Banks use the interest rate model that has been widely been criticised for not containing full disclosure of certain transaction costs.

For instance, a creditor may be offered a loan with a lower interest rate on paper but have higher upfront costs that if taken into consideration makes its facility actually more expensive.

Central Bank of Kenya requires banks to provide loan applicants with a breakdown of the total cost of credit that include bank charges and third-party costs as well as repayment schedule.

Under the new model, banks will disclose the total costs associated with the loan, the loan repayment schedule; and the APR, which takes into account the interest rate component; bank charges and fees; and third party costs, including legal fees, insurance costs, valuation fees and government levies.

Lending rates currently average 18 per cent compared to a high of 25 per cent from the third quarter of 2011, when the bankers mooted the idea of APR.

The Kenyan banking sector recorded growth in the quarter ended March, compared to the fourth quarter to December 2013.

Latest data by Central Bank of Kenya (CBK) showed that gross loans advanced grew by 5.6 per cent to Sh1.7 trillion in March from Sh1.6 in December.

The APR comes as the competition watchdog investigates banks over the pricing of their products in what could see far-reaching reforms in the sector.

The Competition Authority of Kenya is seeking to establish the extent of competition in Kenya’s banking sector, following concerns that interest rates spreads — at an average of between nine to 13 percentage points in the past five years—are too wide.

The survey will also look into the banks’ complex tariff structure, which makes prices of their services not easily comparable; with customers finding it difficult to switch from one bank to another. The agency has tapped a South African firm, Genesis Analytics, to carry out the inquiry.
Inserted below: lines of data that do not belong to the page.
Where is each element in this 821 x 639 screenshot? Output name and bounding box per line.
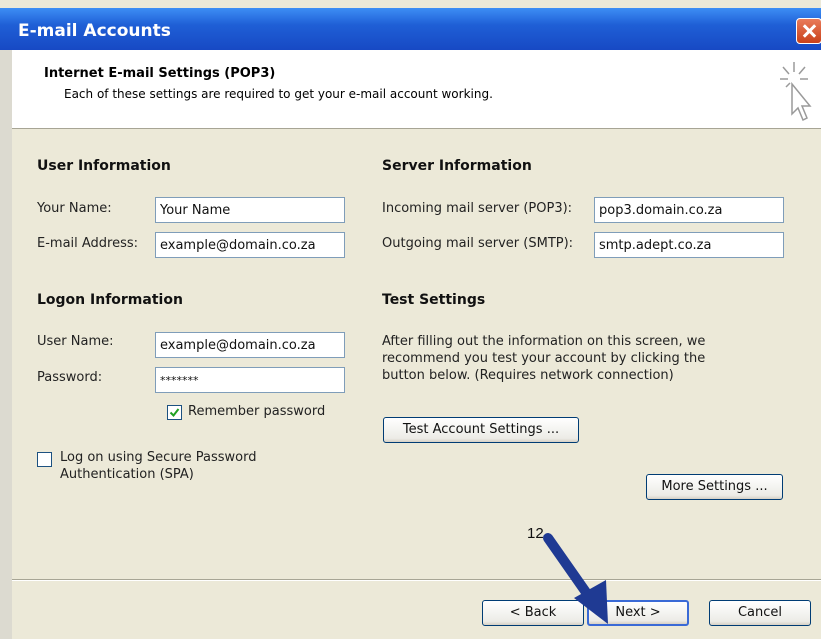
email-address-label: E-mail Address: bbox=[37, 236, 139, 251]
spa-label-line2: Authentication (SPA) bbox=[60, 467, 194, 482]
your-name-field[interactable]: Your Name bbox=[155, 197, 345, 223]
logon-information-heading: Logon Information bbox=[37, 292, 183, 308]
test-account-settings-button[interactable]: Test Account Settings ... bbox=[383, 417, 579, 443]
test-settings-text-line2: recommend you test your account by click… bbox=[382, 351, 706, 366]
title-bar: E-mail Accounts bbox=[0, 8, 821, 50]
remember-password-checkbox[interactable] bbox=[167, 405, 182, 420]
header-title: Internet E-mail Settings (POP3) bbox=[44, 66, 276, 81]
wizard-cursor-icon bbox=[780, 62, 812, 122]
header-subtitle: Each of these settings are required to g… bbox=[64, 87, 493, 101]
user-information-heading: User Information bbox=[37, 158, 171, 174]
your-name-label: Your Name: bbox=[37, 201, 112, 216]
incoming-server-label: Incoming mail server (POP3): bbox=[382, 201, 573, 216]
spa-checkbox[interactable] bbox=[37, 452, 52, 467]
test-settings-text-line3: button below. (Requires network connecti… bbox=[382, 368, 674, 383]
cancel-button[interactable]: Cancel bbox=[709, 600, 811, 626]
spa-label-line1: Log on using Secure Password bbox=[60, 450, 257, 465]
test-settings-heading: Test Settings bbox=[382, 292, 486, 308]
email-address-field[interactable]: example@domain.co.za bbox=[155, 232, 345, 258]
checkmark-icon bbox=[169, 408, 180, 418]
annotation-arrow-icon bbox=[543, 533, 608, 624]
outgoing-server-label: Outgoing mail server (SMTP): bbox=[382, 236, 574, 251]
window-title: E-mail Accounts bbox=[18, 21, 171, 41]
footer-separator bbox=[12, 579, 821, 581]
server-information-heading: Server Information bbox=[382, 158, 532, 174]
outgoing-server-field[interactable]: smtp.adept.co.za bbox=[594, 232, 784, 258]
password-field[interactable]: ******* bbox=[155, 367, 345, 393]
more-settings-button[interactable]: More Settings ... bbox=[646, 474, 783, 500]
user-name-label: User Name: bbox=[37, 334, 114, 349]
password-label: Password: bbox=[37, 370, 103, 385]
wizard-header: Internet E-mail Settings (POP3) Each of … bbox=[12, 50, 821, 129]
close-button[interactable] bbox=[796, 18, 821, 44]
test-settings-text-line1: After filling out the information on thi… bbox=[382, 334, 706, 349]
dialog-left-edge bbox=[0, 50, 12, 639]
incoming-server-field[interactable]: pop3.domain.co.za bbox=[594, 197, 784, 223]
user-name-field[interactable]: example@domain.co.za bbox=[155, 332, 345, 358]
email-accounts-dialog: E-mail Accounts Internet E-mail Settings… bbox=[0, 0, 821, 639]
remember-password-label: Remember password bbox=[188, 404, 326, 419]
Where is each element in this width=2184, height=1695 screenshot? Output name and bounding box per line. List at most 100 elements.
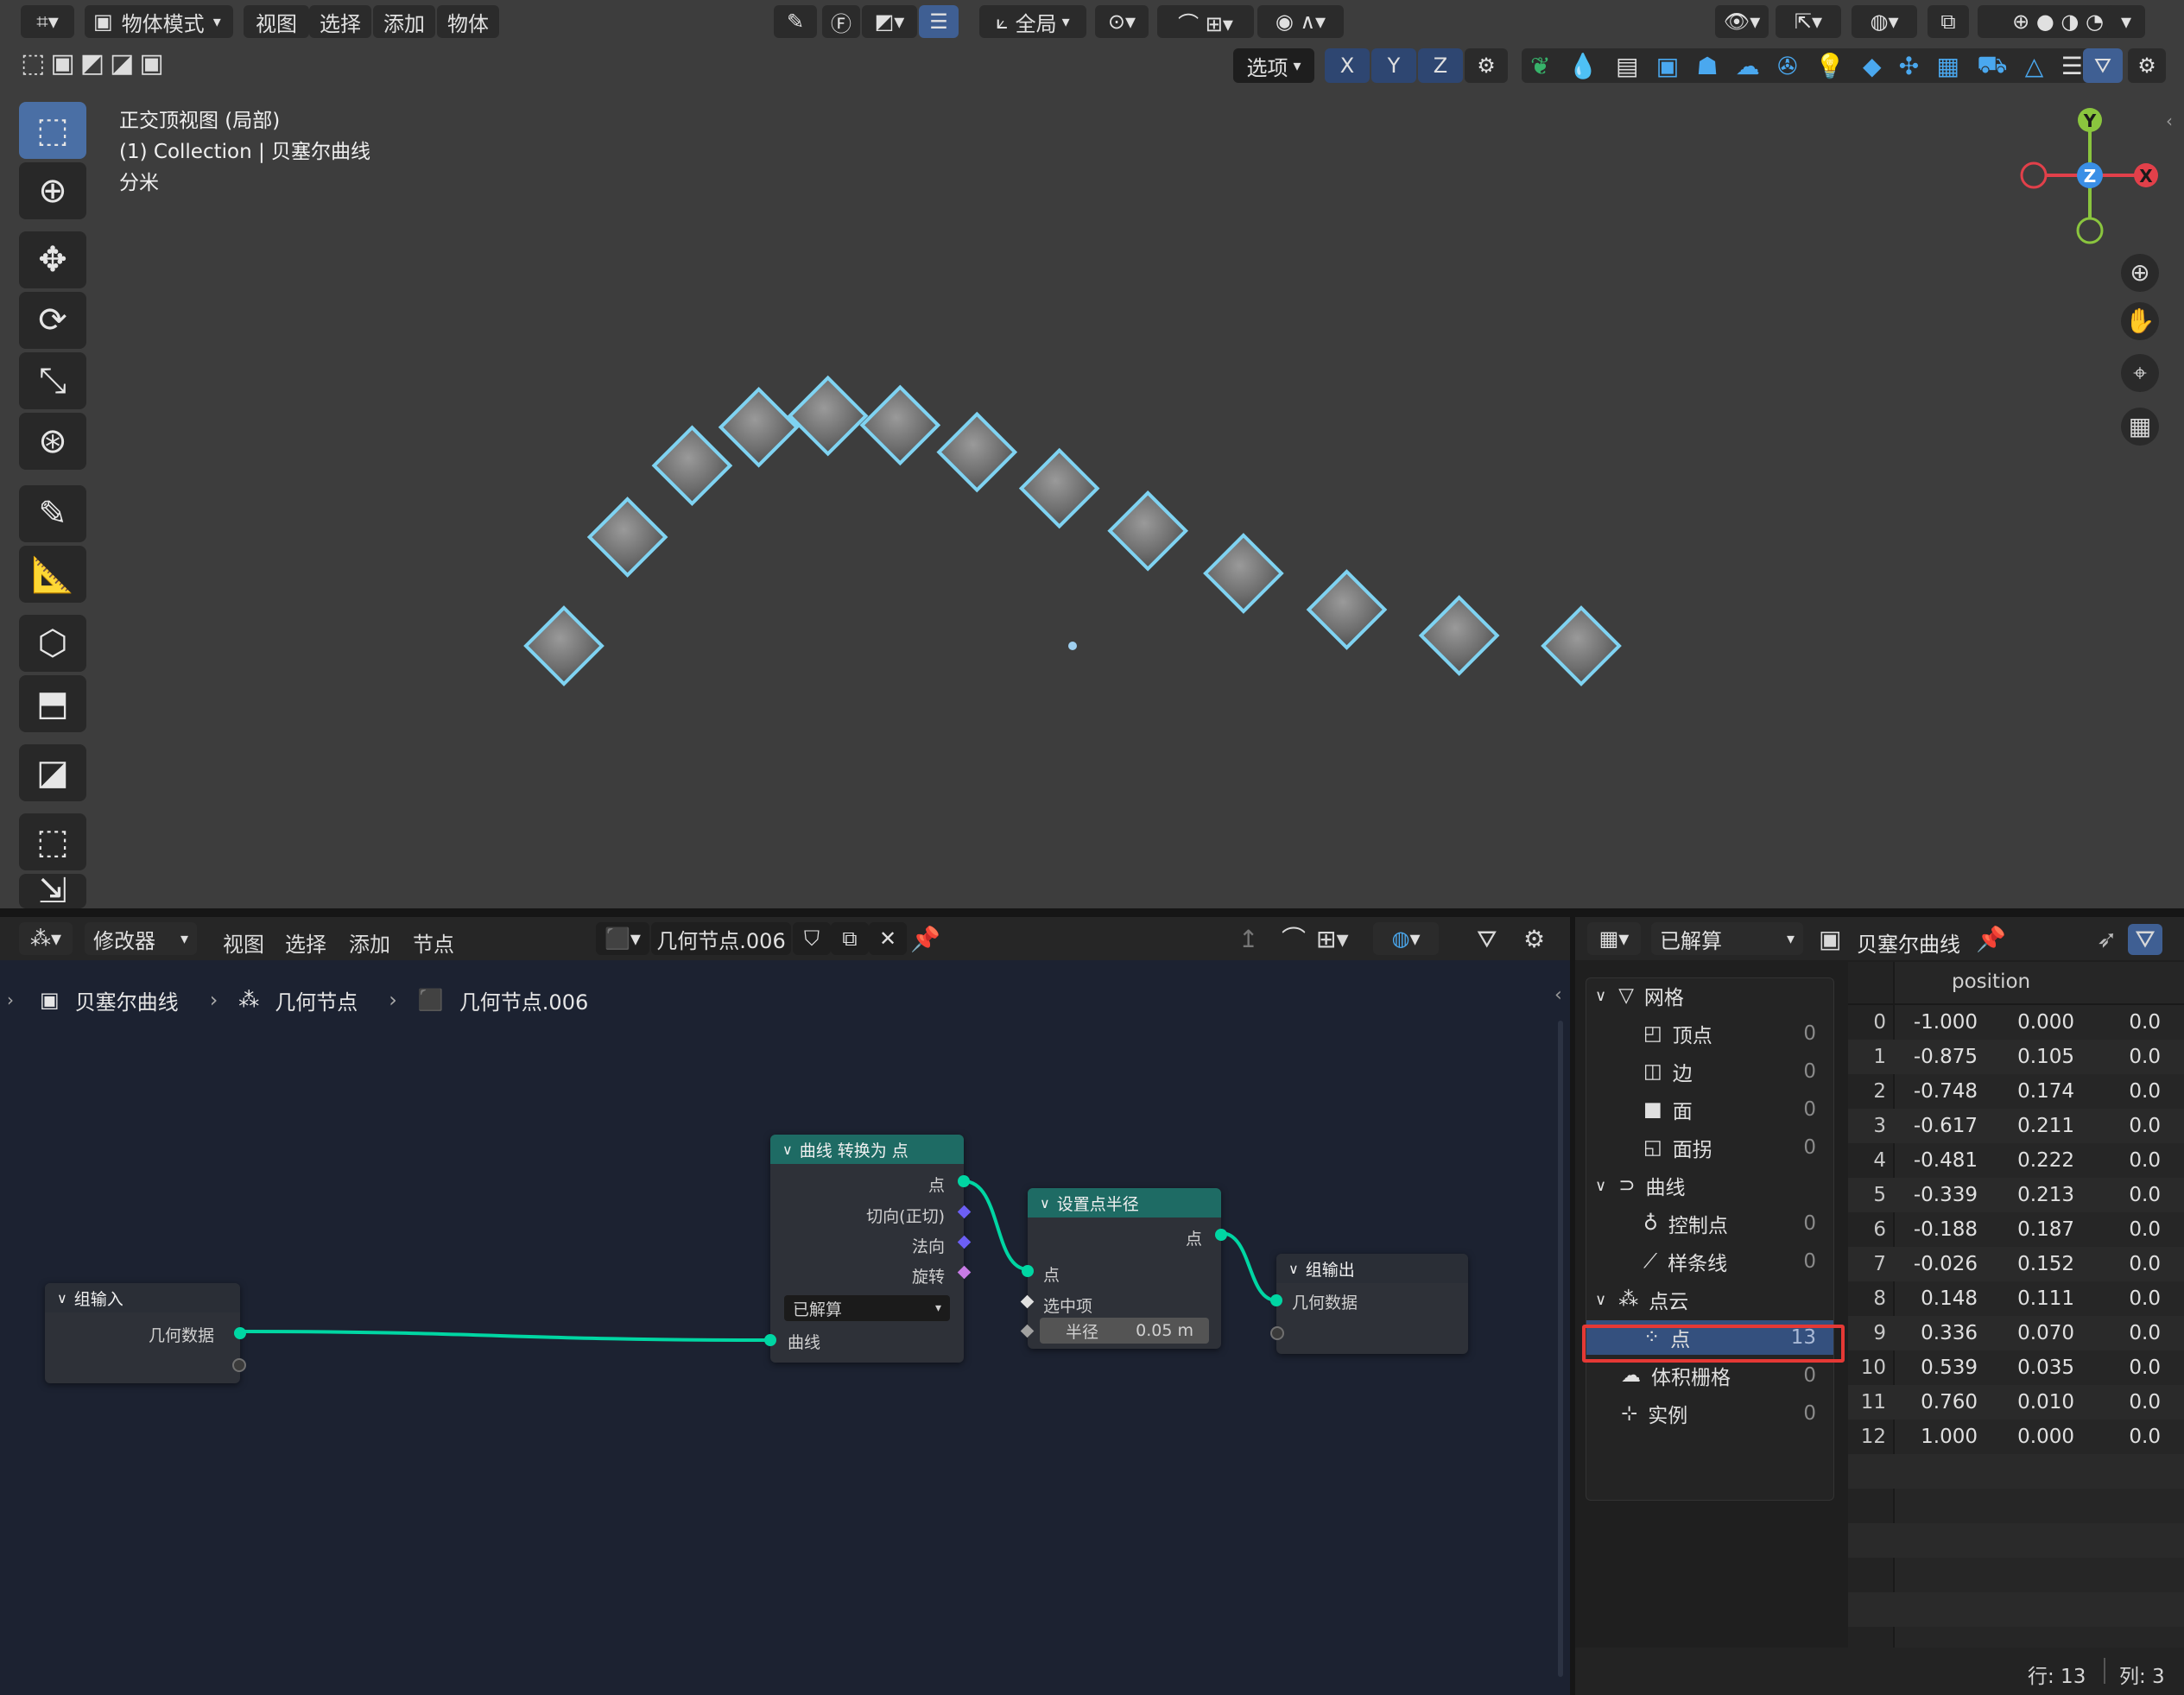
node-editor[interactable]: ⁂▾ 修改器 ▾ 视图 选择 添加 节点 ⬛▾ 几何节点.006 ⛉ ⧉ ✕ 📌… (0, 917, 1570, 1695)
chevron-down-icon[interactable]: ∨ (782, 1142, 793, 1158)
position-x-cell: 1.000 (1921, 1426, 1978, 1448)
position-z-cell: 0.0 (2129, 1287, 2161, 1310)
set-point-radius-node[interactable]: ∨ 设置点半径 点 点 选中项 半径 0.05 m (1020, 1188, 1227, 1349)
curve-to-points-node[interactable]: ∨ 曲线 转换为 点 点 切向(正切) 法向 旋转 已解算 ▾ 曲线 (764, 1135, 972, 1363)
table-row[interactable]: 1 -0.875 0.105 0.0 (1848, 1040, 2184, 1074)
row-index: 7 (1873, 1253, 1886, 1275)
node-header[interactable]: ∨ 组输出 (1276, 1254, 1468, 1283)
node-header[interactable]: ∨ 曲线 转换为 点 (770, 1135, 964, 1164)
geometry-socket[interactable] (1270, 1294, 1282, 1306)
point-instance (936, 411, 1018, 493)
table-row[interactable]: 7 -0.026 0.152 0.0 (1848, 1247, 2184, 1281)
editor-type-button[interactable]: ▦▾ (1587, 922, 1641, 955)
tree-face-corner[interactable]: ◱ 面拐 0 (1586, 1130, 1833, 1165)
node-header[interactable]: ∨ 组输入 (45, 1283, 240, 1312)
points-input-socket[interactable] (1022, 1265, 1034, 1277)
table-row[interactable]: 6 -0.188 0.187 0.0 (1848, 1212, 2184, 1247)
point-instance (1418, 595, 1500, 676)
evaluation-mode-dropdown[interactable]: 已解算 ▾ (1651, 922, 1803, 955)
row-index: 6 (1873, 1218, 1886, 1241)
position-z-cell: 0.0 (2129, 1391, 2161, 1414)
table-rows: 0 -1.000 0.000 0.0 1 -0.875 0.105 0.0 2 -0.748 0.1… (1848, 1005, 2184, 1679)
node-title: 设置点半径 (1056, 1194, 1139, 1214)
tree-mesh[interactable]: ∨ ▽ 网格 (1586, 978, 1833, 1013)
points-socket[interactable] (958, 1175, 970, 1187)
table-row[interactable]: 8 0.148 0.111 0.0 (1848, 1281, 2184, 1316)
tree-count: 0 (1803, 1060, 1816, 1083)
col-count: 列: 3 (2119, 1666, 2165, 1688)
column-header[interactable]: position (1952, 971, 2030, 993)
chevron-down-icon[interactable]: ∨ (1040, 1195, 1050, 1211)
points-output-socket[interactable] (1215, 1229, 1227, 1241)
node-header[interactable]: ∨ 设置点半径 (1028, 1188, 1221, 1217)
tree-point-cloud[interactable]: ∨ ⁂ 点云 (1586, 1282, 1833, 1317)
point-instance (859, 384, 941, 466)
selection-highlight (1582, 1325, 1845, 1363)
tree-count: 0 (1803, 1022, 1816, 1045)
tree-volume[interactable]: ☁ 体积栅格 0 (1586, 1358, 1833, 1393)
filter-icon[interactable]: ⛛ (2128, 924, 2162, 955)
viewport-3d[interactable]: ⌗▾ ▣ 物体模式 ▾ 视图 选择 添加 物体 ✎ Ⓕ ◩▾ ☰ ⟀ 全局 ▾ … (0, 0, 2184, 911)
row-index: 8 (1873, 1287, 1886, 1310)
cursor-filter-icon[interactable]: ➶ (2097, 927, 2117, 952)
empty-row (1848, 1523, 2184, 1558)
row-index: 12 (1860, 1426, 1886, 1448)
area-divider[interactable] (0, 908, 2184, 917)
table-row[interactable]: 4 -0.481 0.222 0.0 (1848, 1143, 2184, 1178)
chevron-down-icon[interactable]: ∨ (1595, 1291, 1606, 1309)
empty-row (1848, 1592, 2184, 1627)
chevron-down-icon[interactable]: ∨ (1595, 987, 1606, 1005)
tree-vertex[interactable]: ◰ 顶点 0 (1586, 1016, 1833, 1051)
empty-row (1848, 1454, 2184, 1489)
position-z-cell: 0.0 (2129, 1253, 2161, 1275)
point-instance (651, 425, 733, 507)
table-row[interactable]: 2 -0.748 0.174 0.0 (1848, 1074, 2184, 1109)
socket-label: 几何数据 (1292, 1293, 1358, 1312)
table-row[interactable]: 3 -0.617 0.211 0.0 (1848, 1109, 2184, 1143)
position-z-cell: 0.0 (2129, 1011, 2161, 1034)
tree-label: 顶点 (1672, 1025, 1712, 1047)
table-row[interactable]: 5 -0.339 0.213 0.0 (1848, 1178, 2184, 1212)
volume-icon: ☁ (1621, 1364, 1641, 1387)
tree-label: 曲线 (1645, 1177, 1686, 1199)
group-output-node[interactable]: ∨ 组输出 几何数据 (1270, 1254, 1468, 1354)
empty-socket[interactable] (232, 1358, 246, 1372)
output-points-label: 点 (1185, 1230, 1202, 1249)
table-row[interactable]: 10 0.539 0.035 0.0 (1848, 1350, 2184, 1385)
chevron-down-icon[interactable]: ∨ (1595, 1177, 1606, 1195)
row-index: 5 (1873, 1184, 1886, 1206)
tree-edge[interactable]: ◫ 边 0 (1586, 1054, 1833, 1089)
table-row[interactable]: 9 0.336 0.070 0.0 (1848, 1316, 2184, 1350)
tree-label: 网格 (1643, 987, 1684, 1009)
geometry-socket[interactable] (234, 1327, 246, 1339)
spreadsheet-table[interactable]: position 0 -1.000 0.000 0.0 1 -0.875 0.105 0.0 2… (1848, 962, 2184, 1679)
tree-curve[interactable]: ∨ ⊃ 曲线 (1586, 1168, 1833, 1203)
empty-socket[interactable] (1270, 1326, 1284, 1340)
tree-face[interactable]: ■ 面 0 (1586, 1092, 1833, 1127)
table-row[interactable]: 11 0.760 0.010 0.0 (1848, 1385, 2184, 1420)
position-x-cell: 0.760 (1921, 1391, 1978, 1414)
point-instance (787, 375, 869, 457)
chevron-down-icon[interactable]: ∨ (1288, 1261, 1299, 1277)
node-title: 组输出 (1305, 1260, 1355, 1280)
tree-label: 点云 (1649, 1291, 1689, 1313)
table-row[interactable]: 12 1.000 0.000 0.0 (1848, 1420, 2184, 1454)
spreadsheet-editor: ▦▾ 已解算 ▾ ▣ 贝塞尔曲线 📌 ➶ ⛛ ∨ ▽ 网格 ◰ 顶点 0 ◫ 边… (1575, 917, 2184, 1695)
mode-dropdown[interactable]: 已解算 ▾ (784, 1295, 950, 1321)
position-z-cell: 0.0 (2129, 1357, 2161, 1379)
group-input-node[interactable]: ∨ 组输入 几何数据 (45, 1283, 246, 1383)
tree-control-point[interactable]: ♁ 控制点 0 (1586, 1206, 1833, 1241)
tree-label: 体积栅格 (1651, 1367, 1731, 1389)
chevron-down-icon[interactable]: ∨ (57, 1290, 67, 1306)
position-z-cell: 0.0 (2129, 1322, 2161, 1344)
pin-icon[interactable]: 📌 (1976, 927, 2006, 952)
curve-icon: ⊃ (1618, 1174, 1636, 1197)
tree-instances[interactable]: ⊹ 实例 0 (1586, 1396, 1833, 1431)
curve-socket[interactable] (764, 1334, 776, 1346)
radius-field[interactable]: 半径 0.05 m (1040, 1318, 1209, 1344)
tree-spline[interactable]: ⟋ 样条线 0 (1586, 1244, 1833, 1279)
input-curve-label: 曲线 (788, 1333, 821, 1352)
edge-icon: ◫ (1643, 1060, 1662, 1083)
spline-icon: ⟋ (1643, 1250, 1658, 1273)
table-row[interactable]: 0 -1.000 0.000 0.0 (1848, 1005, 2184, 1040)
It will also investigate whether banks discriminate between different entities such as corporate firms and individuals when negotiating prices for loans to customers.

The Central Bank of Kenya’s Bank Supervision Report based on the 2012 financial results shows that six banks hold 54 per cent of market share for loans and deposits.

The top six banks earned 66 per cent of the total profit reported by the industry. The top 10 held 70 per cent of assets and deposits and made 82 per cent of the profits in 2012.